- Continued rapid growth in the e-commerce industry has caused a capacity crunch in warehouses nationwide in recent years. But increased investment in new industrial real estate helped lead to a slight increase (6 basis points) in U.S. warehousing availability in Q2 2019, according to a new CBRE report sent to Supply Chain Dive.
- "We long have forecast that availability would bottom out and then slowly increase as a natural progression for the red-hot industrial market in the U.S.," Richard Barkham, the CBRE head of Americas research and global chief economist, said in a press release emailed to Supply Chain Dive. "In the future this might provide respite for e-commerce companies and other users that have faced many years with scant availability of space. At the moment, though, the market remains quite tight." CBRE reports while availability is up slightly for Q2, the year-over-year rate is still down by 12 basis points.
- There are other factors researchers are keeping in mind as well, mainly the health of the broader economy. "We do expect the factors driving demand to ease slightly in the coming quarters, as economic growth slows," Barkham said. However, CBRE doesn't expect this to be dramatic and the slight easing would primarily affect larger "big box" units.
Overall, CBRE reports the addition and occupation of new warehousing space has been more or less evenly matched for the past year. Across the 64 national markets CBRE surveyed for the Q2 report, 33 reported increased availability, 27 reported decreased availability and four said they hadn't experienced any change.

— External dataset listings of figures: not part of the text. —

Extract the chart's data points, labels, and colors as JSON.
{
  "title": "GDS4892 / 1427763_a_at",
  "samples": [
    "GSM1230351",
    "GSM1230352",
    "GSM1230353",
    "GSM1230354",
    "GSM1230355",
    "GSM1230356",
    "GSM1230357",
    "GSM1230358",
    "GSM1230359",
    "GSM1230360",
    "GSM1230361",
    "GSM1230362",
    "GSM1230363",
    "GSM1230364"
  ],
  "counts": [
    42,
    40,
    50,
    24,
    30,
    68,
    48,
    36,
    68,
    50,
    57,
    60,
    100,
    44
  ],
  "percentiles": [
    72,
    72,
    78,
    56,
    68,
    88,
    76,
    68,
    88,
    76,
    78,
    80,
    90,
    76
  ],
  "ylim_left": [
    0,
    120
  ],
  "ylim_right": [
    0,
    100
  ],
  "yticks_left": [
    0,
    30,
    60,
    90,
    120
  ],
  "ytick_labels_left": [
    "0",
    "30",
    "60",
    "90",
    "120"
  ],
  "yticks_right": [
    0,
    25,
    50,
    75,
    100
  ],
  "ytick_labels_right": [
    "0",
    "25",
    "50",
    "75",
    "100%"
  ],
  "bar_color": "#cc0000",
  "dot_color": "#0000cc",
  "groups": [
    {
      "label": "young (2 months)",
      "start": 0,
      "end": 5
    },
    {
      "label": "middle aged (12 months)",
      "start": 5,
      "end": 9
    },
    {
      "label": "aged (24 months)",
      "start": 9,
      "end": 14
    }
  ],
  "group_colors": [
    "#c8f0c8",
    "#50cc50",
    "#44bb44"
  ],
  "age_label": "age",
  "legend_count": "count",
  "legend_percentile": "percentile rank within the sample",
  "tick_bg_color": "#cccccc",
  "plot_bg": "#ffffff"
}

While the warehousing market remains tight and the e-commerce sector continues to boom, multiple market reports have forecast a slowdown in the freight market over the next year, particularly for trucking and air cargo. In addition, freight volumes at the Port of Los Angeles are expected to slow in 2019 and the economy-wide disruption caused by trade volatility has some analysts predicting a recession sooner rather than later.
Despite these early indicators, shippers shouldn't get too excited about a more relaxed market, Barkham told Supply Chain Dive over email.
"There is no doubt that the U.S. economy is slowing, from around 3% over in 2017 and 2018, down to about 2%," he said of the U.S. growth rate. "The sector that is particularly hit is manufacturing (including intermediate demand), and this may be affecting the trucking industry, but there is little evidence final demand has weakened. Quite the contrary, consumers remain confident and are spending. Our evidence is that there has been a mild weakening in demand for big box units (warehouses) ... However, demand for smaller, local units linked to last-mile delivery remains very strong."
A number of factors could be causing the slowdown in the trucking and overall freight market, but not all of them are related to distribution facilities, Barkham said. He believes the current economic slowdown could be driven by overall reduced investment and manufacturing output as opposed to changes in consumer demand that would affect warehousing directly.